= Beatrice Blance =

British archaeologist (born 1933)

Beatrice Blance, also known by her married name Beatrice Clayre (born November 22, 1933), is a British archaeologist, ethnographer, and philologist whose research has focused primarily on the Early Bronze Age, urban archaeology and endangered languages.

== Career ==
Based on the results from her PhD, she published two articles in 1961 and in 1964, drawing a connection between the development of the first Bronze Age in the southwest part of the peninsula with the late Calcolitic facies corresponding to the late Beaker phase, and she named this phase "El Argar A".

She then abandoned the archaeological research to pursue other interests. Between 1964 and 1968, she lived in Sabah and Sarawak, and studied the Dusun, Lun Bawang, Penan, Kayan and Sa'ban languages.

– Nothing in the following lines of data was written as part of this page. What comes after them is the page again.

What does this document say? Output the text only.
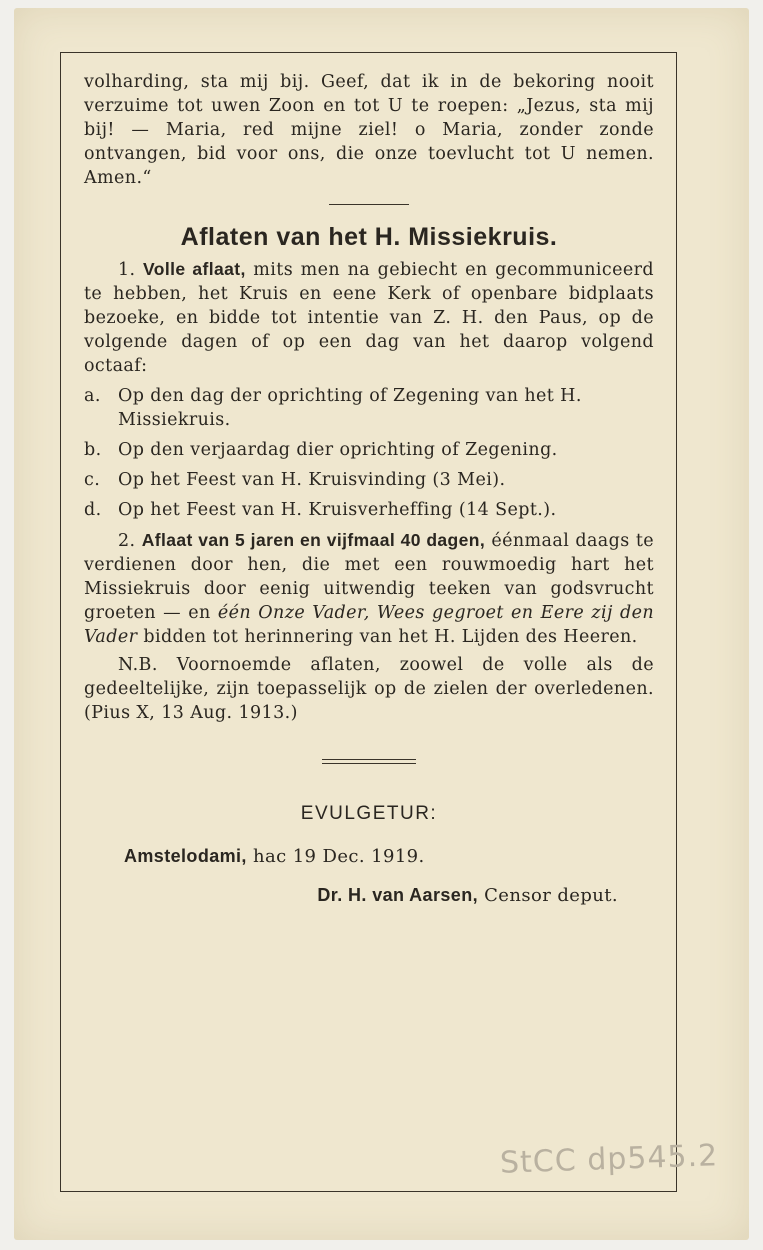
volharding, sta mij bij. Geef, dat ik in de bekoring nooit verzuime tot uwen Zoon en tot U te roepen: „Jezus, sta mij bij! — Maria, red mijne ziel! o Maria, zonder zonde ontvangen, bid voor ons, die onze toevlucht tot U nemen. Amen.“

Aflaten van het H. Missiekruis.

1. Volle aflaat, mits men na gebiecht en gecommuniceerd te hebben, het Kruis en eene Kerk of openbare bidplaats bezoeke, en bidde tot intentie van Z. H. den Paus, op de volgende dagen of op een dag van het daarop volgend octaaf:

a. Op den dag der oprichting of Zegening van het H. Missiekruis.
b. Op den verjaardag dier oprichting of Zegening.
c.	Op het Feest van H. Kruisvinding (3 Mei).
d. Op het Feest van H. Kruisverheffing (14 Sept.).

2. Aflaat van 5 jaren en vijfmaal 40 dagen, éénmaal daags te verdienen door hen, die met een rouwmoedig hart het Missiekruis door eenig uitwendig teeken van godsvrucht groeten — en één Onze Vader, Wees gegroet en Eere zij den Vader bidden tot herinnering van het H. Lijden des Heeren.

N.B. Voornoemde aflaten, zoowel de volle als de gedeeltelijke, zijn toepasselijk op de zielen der overledenen. (Pius X, 13 Aug. 1913.)

EVULGETUR:
Amstelodami, hac 19 Dec. 1919.
Dr. H. van Aarsen, Censor deput.
StCC dp545.2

In 2014, she received a grant to compile a Sa'ban-English dictionary and to collect and translate texts on history, customs and folk stories.

She came back to the archaeological research in the 1970s when she was invited to join one of the first projects focusing on Urban Archaeology in Winchester with the team led by Martin Biddle. Since the seventies, she has taken part in excavations such as Fuente Alamo and conferences in Spain and Portugal. In 1998, she received 'homage' (homenaje) from the University of Seville for her contribution to Spanish archaeology.

== Published works ==

- Blance, B. 1959. Estudio espectrográfico de algunos objetos metálicos del Museo de Prehistoria de la Diputación de Valencia. Archivo de Prehistoria Levantina VIII: 163-174.
- Blance, B. 1961. Early Bronze Age Colonists in Iberia. Antiquity 35: 192-202.
- Blance, B. 1964. The Argaric Bronze Age in Iberia. Revista de Guimarães 74: 129-142.
- Blance, B. 1971. Die Anfange der Metallurgie auf der Iberischen Halbinsel. Studien der Anfänge der Metallurgie (SAM), 4. Berlin: Mann.
- Clayre, B. 1972. A preliminary study of the Lun Bawang (Murut) and Sa'ban languages of Sarawak. Sarawak Museum Journal, XX(40-41), 145-171.
- Blance, B. 1986. Siret y cien años de arqueología. Homenaje a Luis Siret (1934–1984): 19–27. Sevilla: Junta de Andalucía
- Clayre, B. 1994. Sa’ban: A case of language change. In P.W. Martin (Ed.) Shifting patterns of language use in Borneo (pp. 209–226). Borneo Research Council.
- Blance, B. 1995. Copper age colonies seen from the eighties. Orígens, Estruturas e Relações das Culturas Calcolíticas da Peninsula Ibérica: Actas das I Jornadas Arqueológicas de Torres Vedras (1987): 55-60. Lisboa: IPPAR (Trabalhos de Arqueologia 7).
- Clayre, B. et al. 2013. Kamus Sa’ban Si’ Latoon. Persatuan Masyarakat Saban Miri. Sarawak. Malaysia.
- Clayre, B. et al. 2014. Kamus Sa’ban Hmeu Sa’ban. Persatuan Masyarakat Saban Miri. Sarawak. Malaysia.